The Lumped Parameter Method disregards the stress wave propagation phenomenon, and the Watanabe and Kawashima Method introduces a supposed and artificial pounding stiffness to describe the pounding process. Therefore, both methods are not proper for the simulation of longitudinal deck-pier poundings of girder bridges. Based on the thought that only a partial segment of the deck is directly influenced by the pounding and can be simplified to a combination of a particle and a spring, a new Partial Lumped Mass Method was put forward and was introduced in this paper. Then rational Partial Lumped Factor was suggested theoretically. Analysis results using the PLMM with different Partial Lumped Factors were compared, and the validity of the PLMM suggested in this paper was verified with shaking table test results at last. The following conclusions are drawn:

According to the one-dimensional wave theory, the theoretical solution of the dimensionless pounding force time history is 1, so the ratio of the pounding stiffness to the horizontal stiffness of the pier $n$ is larger than 3 is a better choice to reduce errors of pounding force time histories according to the results of the theoretical analysis. With the decrease of $n$ and the Partial Lumped Factor $\alpha$, the convergence speed of pounding force time history approaching 1 is faster. Therefore, $n=$ 3 is suggested in this paper accordingly.

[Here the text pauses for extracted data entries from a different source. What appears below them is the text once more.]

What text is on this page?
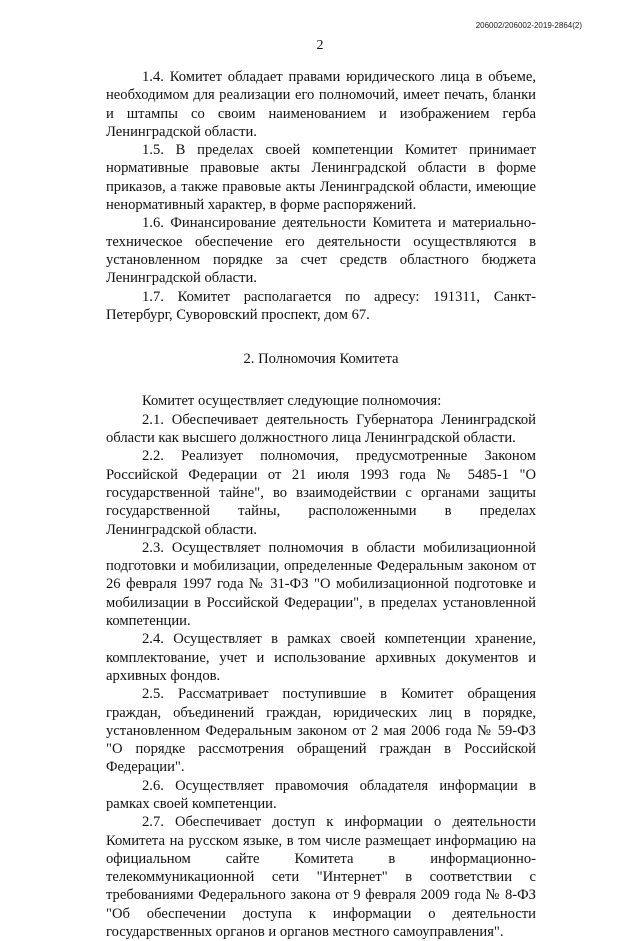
206002/206002-2019-2864(2)
2

1.4. Комитет обладает правами юридического лица в объеме, необходимом для реализации его полномочий, имеет печать, бланки и штампы со своим наименованием и изображением герба Ленинградской области.

1.5. В пределах своей компетенции Комитет принимает нормативные правовые акты Ленинградской области в форме приказов, а также правовые акты Ленинградской области, имеющие ненормативный характер, в форме распоряжений.

1.6. Финансирование деятельности Комитета и материально-техническое обеспечение его деятельности осуществляются в установленном порядке за счет средств областного бюджета Ленинградской области.

1.7. Комитет располагается по адресу: 191311, Санкт-Петербург, Суворовский проспект, дом 67.

2. Полномочия Комитета

Комитет осуществляет следующие полномочия:

2.1. Обеспечивает деятельность Губернатора Ленинградской области как высшего должностного лица Ленинградской области.

2.2. Реализует полномочия, предусмотренные Законом Российской Федерации от 21 июля 1993 года № 5485-1 "О государственной тайне", во взаимодействии с органами защиты государственной тайны, расположенными в пределах Ленинградской области.

2.3. Осуществляет полномочия в области мобилизационной подготовки и мобилизации, определенные Федеральным законом от 26 февраля 1997 года № 31-ФЗ "О мобилизационной подготовке и мобилизации в Российской Федерации", в пределах установленной компетенции.

2.4. Осуществляет в рамках своей компетенции хранение, комплектование, учет и использование архивных документов и архивных фондов.

2.5. Рассматривает поступившие в Комитет обращения граждан, объединений граждан, юридических лиц в порядке, установленном Федеральным законом от 2 мая 2006 года № 59-ФЗ "О порядке рассмотрения обращений граждан в Российской Федерации".

2.6. Осуществляет правомочия обладателя информации в рамках своей компетенции.

2.7. Обеспечивает доступ к информации о деятельности Комитета на русском языке, в том числе размещает информацию на официальном сайте Комитета в информационно-телекоммуникационной сети "Интернет" в соответствии с требованиями Федерального закона от 9 февраля 2009 года № 8-ФЗ "Об обеспечении доступа к информации о деятельности государственных органов и органов местного самоуправления".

To investigate the proper range of the Partial Lumped Factor $\alpha$, the shaking table test is simulated using the PLMM. The finite element software SAP2000 is used to establish the numerical model of the shaking table test model, and the analysis results are in good agreement with the test results.

The influence of the Partial Lumped Factor is investigated, and it’s found that bearing displacements calculated with the PLMM are insensitive to the Partial Lumped Factor. The pounding force calculated is sensitive to the Partial Lumped Factor, and the larger is the Partial Lumped Factor, the less is the pounding force calculated.